The bill includes reforms such as red flag laws that attempt to get guns out of the hands of individuals who demonstrate the risk of harming themselves or others, as well as the boyfriend loophole, which aims to restrict individuals who are convicted of domestic violence from obtaining a gun whether they are in a serious dating relationship or marriage. It also includes investment in mental health resources, school security resources, an enhanced review process for those purchasing guns under the age of 21 and giving a clear definition to federally licensed firearm dealers.
Kang is a recent graduate of Skyline High School in Ann Arbor. She first joined MFOL because she wanted to make a difference and raise awareness of the epidemic that is gun violence.
“I’m really proud of the amount of people I was able to reach through this work.
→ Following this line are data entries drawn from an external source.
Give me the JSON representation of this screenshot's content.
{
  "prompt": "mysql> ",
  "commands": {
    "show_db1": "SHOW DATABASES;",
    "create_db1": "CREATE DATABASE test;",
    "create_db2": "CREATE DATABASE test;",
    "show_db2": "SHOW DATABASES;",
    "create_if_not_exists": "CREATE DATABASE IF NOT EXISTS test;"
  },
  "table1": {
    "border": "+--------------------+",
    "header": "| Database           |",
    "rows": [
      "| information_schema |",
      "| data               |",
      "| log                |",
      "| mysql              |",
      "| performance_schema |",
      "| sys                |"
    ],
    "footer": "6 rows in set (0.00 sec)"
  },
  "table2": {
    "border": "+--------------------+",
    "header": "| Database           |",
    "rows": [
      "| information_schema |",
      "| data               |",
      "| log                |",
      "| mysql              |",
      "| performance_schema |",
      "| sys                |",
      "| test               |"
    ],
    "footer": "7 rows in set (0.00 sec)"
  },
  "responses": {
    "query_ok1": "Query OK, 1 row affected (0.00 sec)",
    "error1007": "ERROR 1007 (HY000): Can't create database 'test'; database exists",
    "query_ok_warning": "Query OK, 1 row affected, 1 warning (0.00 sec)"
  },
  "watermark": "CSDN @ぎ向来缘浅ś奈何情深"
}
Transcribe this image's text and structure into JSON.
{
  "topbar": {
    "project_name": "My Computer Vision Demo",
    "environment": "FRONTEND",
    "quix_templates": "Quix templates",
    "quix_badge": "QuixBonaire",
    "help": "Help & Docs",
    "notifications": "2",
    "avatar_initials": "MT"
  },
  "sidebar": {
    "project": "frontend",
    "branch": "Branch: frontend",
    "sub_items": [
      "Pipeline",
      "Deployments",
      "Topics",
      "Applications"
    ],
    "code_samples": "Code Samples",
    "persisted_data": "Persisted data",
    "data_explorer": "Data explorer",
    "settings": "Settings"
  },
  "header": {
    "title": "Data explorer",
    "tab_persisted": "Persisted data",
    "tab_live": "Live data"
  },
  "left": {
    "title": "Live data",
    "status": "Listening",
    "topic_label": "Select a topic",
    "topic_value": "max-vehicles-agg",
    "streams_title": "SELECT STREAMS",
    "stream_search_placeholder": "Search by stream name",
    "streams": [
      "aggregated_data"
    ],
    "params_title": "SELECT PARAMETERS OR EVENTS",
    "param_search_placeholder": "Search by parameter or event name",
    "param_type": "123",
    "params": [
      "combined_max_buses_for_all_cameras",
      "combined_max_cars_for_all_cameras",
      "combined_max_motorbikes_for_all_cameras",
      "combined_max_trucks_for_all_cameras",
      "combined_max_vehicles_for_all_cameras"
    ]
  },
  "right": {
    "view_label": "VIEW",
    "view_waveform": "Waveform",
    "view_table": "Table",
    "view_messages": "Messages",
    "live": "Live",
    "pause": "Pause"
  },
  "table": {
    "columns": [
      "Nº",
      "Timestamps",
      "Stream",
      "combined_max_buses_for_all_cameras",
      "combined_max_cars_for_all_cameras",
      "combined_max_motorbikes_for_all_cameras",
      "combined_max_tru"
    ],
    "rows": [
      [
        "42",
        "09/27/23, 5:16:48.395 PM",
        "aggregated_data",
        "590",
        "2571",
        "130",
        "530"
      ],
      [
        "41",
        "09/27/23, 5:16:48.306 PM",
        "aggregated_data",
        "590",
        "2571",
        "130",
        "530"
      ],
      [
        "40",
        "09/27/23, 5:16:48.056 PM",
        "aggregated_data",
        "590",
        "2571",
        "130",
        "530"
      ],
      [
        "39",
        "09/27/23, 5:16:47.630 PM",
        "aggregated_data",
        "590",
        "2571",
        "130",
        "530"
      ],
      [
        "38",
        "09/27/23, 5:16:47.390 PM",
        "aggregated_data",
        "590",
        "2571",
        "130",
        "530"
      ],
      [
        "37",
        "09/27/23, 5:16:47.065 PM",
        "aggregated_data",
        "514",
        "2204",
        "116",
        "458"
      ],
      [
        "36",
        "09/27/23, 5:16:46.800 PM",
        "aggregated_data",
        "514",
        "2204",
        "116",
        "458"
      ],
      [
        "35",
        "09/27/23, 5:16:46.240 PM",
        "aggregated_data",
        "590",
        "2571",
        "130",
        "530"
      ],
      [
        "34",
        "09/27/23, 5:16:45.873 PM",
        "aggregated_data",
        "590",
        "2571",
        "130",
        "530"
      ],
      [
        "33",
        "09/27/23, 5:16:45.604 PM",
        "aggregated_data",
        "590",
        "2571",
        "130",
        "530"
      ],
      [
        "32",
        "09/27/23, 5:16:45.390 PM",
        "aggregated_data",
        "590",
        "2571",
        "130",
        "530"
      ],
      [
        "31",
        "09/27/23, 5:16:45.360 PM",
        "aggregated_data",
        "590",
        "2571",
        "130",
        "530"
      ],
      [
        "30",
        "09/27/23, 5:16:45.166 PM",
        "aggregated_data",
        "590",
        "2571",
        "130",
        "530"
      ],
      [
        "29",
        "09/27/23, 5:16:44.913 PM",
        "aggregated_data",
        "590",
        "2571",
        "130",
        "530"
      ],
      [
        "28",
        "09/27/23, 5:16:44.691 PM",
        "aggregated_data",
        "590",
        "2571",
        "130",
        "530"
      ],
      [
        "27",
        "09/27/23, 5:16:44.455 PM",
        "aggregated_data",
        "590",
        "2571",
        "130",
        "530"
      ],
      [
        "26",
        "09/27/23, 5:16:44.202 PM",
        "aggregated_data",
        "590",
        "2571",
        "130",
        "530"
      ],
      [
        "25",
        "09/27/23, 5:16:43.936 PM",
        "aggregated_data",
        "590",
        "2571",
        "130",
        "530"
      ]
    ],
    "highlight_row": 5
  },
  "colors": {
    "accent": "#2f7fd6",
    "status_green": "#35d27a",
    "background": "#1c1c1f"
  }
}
Whether it be within my community, or maybe with other organizers,” Kang said. “I lobbied at the capital, talking to legislators through this work.”
The Michigan chapter of the organization recently held eight marches across the state to demand political leaders to end gun violence and take action.
“Seeing so many instances of gun violence on the news has definitely made me feel personally more scared,” Kang said. “It’s pushed me to fight harder, and to work harder, so that we won’t have to fear gun violence in this country anymore.”